[Vitringa, Lambertus Julius]
VITRINGA (Lambertus Julius), landsadvocaat, lid van het Wetgevend Lichaam en president van de Hooge militaire vierschaar te 's Gravenhage, geb. 31 Jan. 1753 te Arnhem, overl. 6 Juli 1810 in den Haag. Hij studeerde aan de hoogeschool te Franeker in de rechten, promoveerde in 1773 op een Spec. hist. pol. jurid. exhib. nonnulla de reformationibus civitatum en vestigde zich als advocaat in den Haag, waar hij later advocaat bij het Hof van Holland en Zeeland werd.
Hij schreef: Gedagten over de pligten der onzijdige mogendheden en hunne onderdanen, en bijzonder van dezen Staat, bij gelegenheid van de Noord-Amerikaansche onlusten (1777).

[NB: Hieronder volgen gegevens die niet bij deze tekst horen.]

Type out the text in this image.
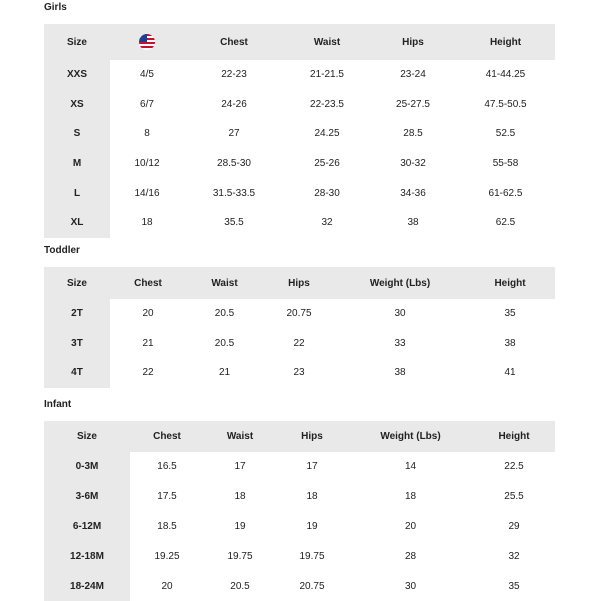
Girls
Size		Chest	Waist	Hips	Height
XXS	4/5	22-23	21-21.5	23-24	41-44.25
XS	6/7	24-26	22-23.5	25-27.5	47.5-50.5
S	8	27	24.25	28.5	52.5
M	10/12	28.5-30	25-26	30-32	55-58
L	14/16	31.5-33.5	28-30	34-36	61-62.5
XL	18	35.5	32	38	62.5
Toddler
Size	Chest	Waist	Hips	Weight (Lbs)	Height
2T	20	20.5	20.75	30	35
3T	21	20.5	22	33	38
4T	22	21	23	38	41
Infant
Size	Chest	Waist	Hips	Weight (Lbs)	Height
0-3M	16.5	17	17	14	22.5
3-6M	17.5	18	18	18	25.5
6-12M	18.5	19	19	20	29
12-18M	19.25	19.75	19.75	28	32
18-24M	20	20.5	20.75	30	35
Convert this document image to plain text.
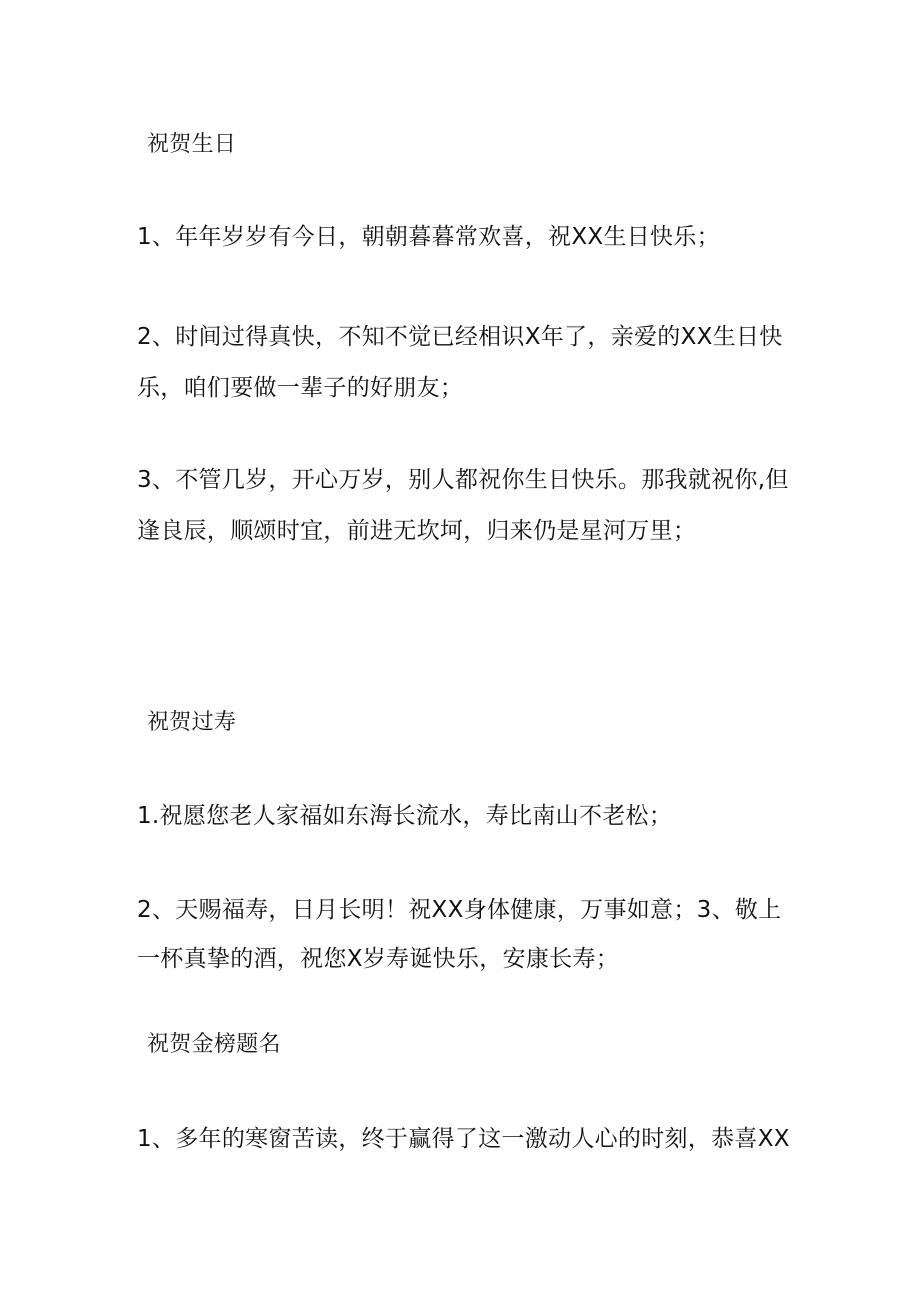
祝贺生日

1、年年岁岁有今日，朝朝暮暮常欢喜，祝XX生日快乐；

2、时间过得真快，不知不觉已经相识X年了，亲爱的XX生日快

乐，咱们要做一辈子的好朋友；

3、不管几岁，开心万岁，别人都祝你生日快乐。那我就祝你,但

逢良辰，顺颂时宜，前进无坎坷，归来仍是星河万里；

祝贺过寿

1.祝愿您老人家福如东海长流水，寿比南山不老松；

2、天赐福寿，日月长明！祝XX身体健康，万事如意；3、敬上

一杯真挚的酒，祝您X岁寿诞快乐，安康长寿；

祝贺金榜题名

1、多年的寒窗苦读，终于赢得了这一激动人心的时刻，恭喜XX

Verder: De eer der Hollandsche natie en van hare wetgevers, rechters en rechtsgeleerden verdedigd tegen het Vertoog over de ongerijmdheden van het zamenstel onzer hedendaagsche regtsgeleerdheid door een jongen practizijn (1777); eindelijk: De valschelijk ontmaskerde jonge practizijn. Door den schrijver der verhandeling van de eer der Hollandsche natie (1777).
De beide laatste werken verschenen anoniem.
Mr. L.J. Vitringa was getrouwd, sedert 1773, met Kunira van Gelein uit Amsterdam (gest. 1842), uit welk huwelijk één zoon geb. werd: Martin Julius van Gelein Vitringa, later president van 't Hof van Gelderland (overl. 17 Febr. 1865).
Prent door R. Vinkeles.
Zie: Verwoert, Woordenb. Vad. Gesch. II, 311, en Ned. Patr. 1915, 384.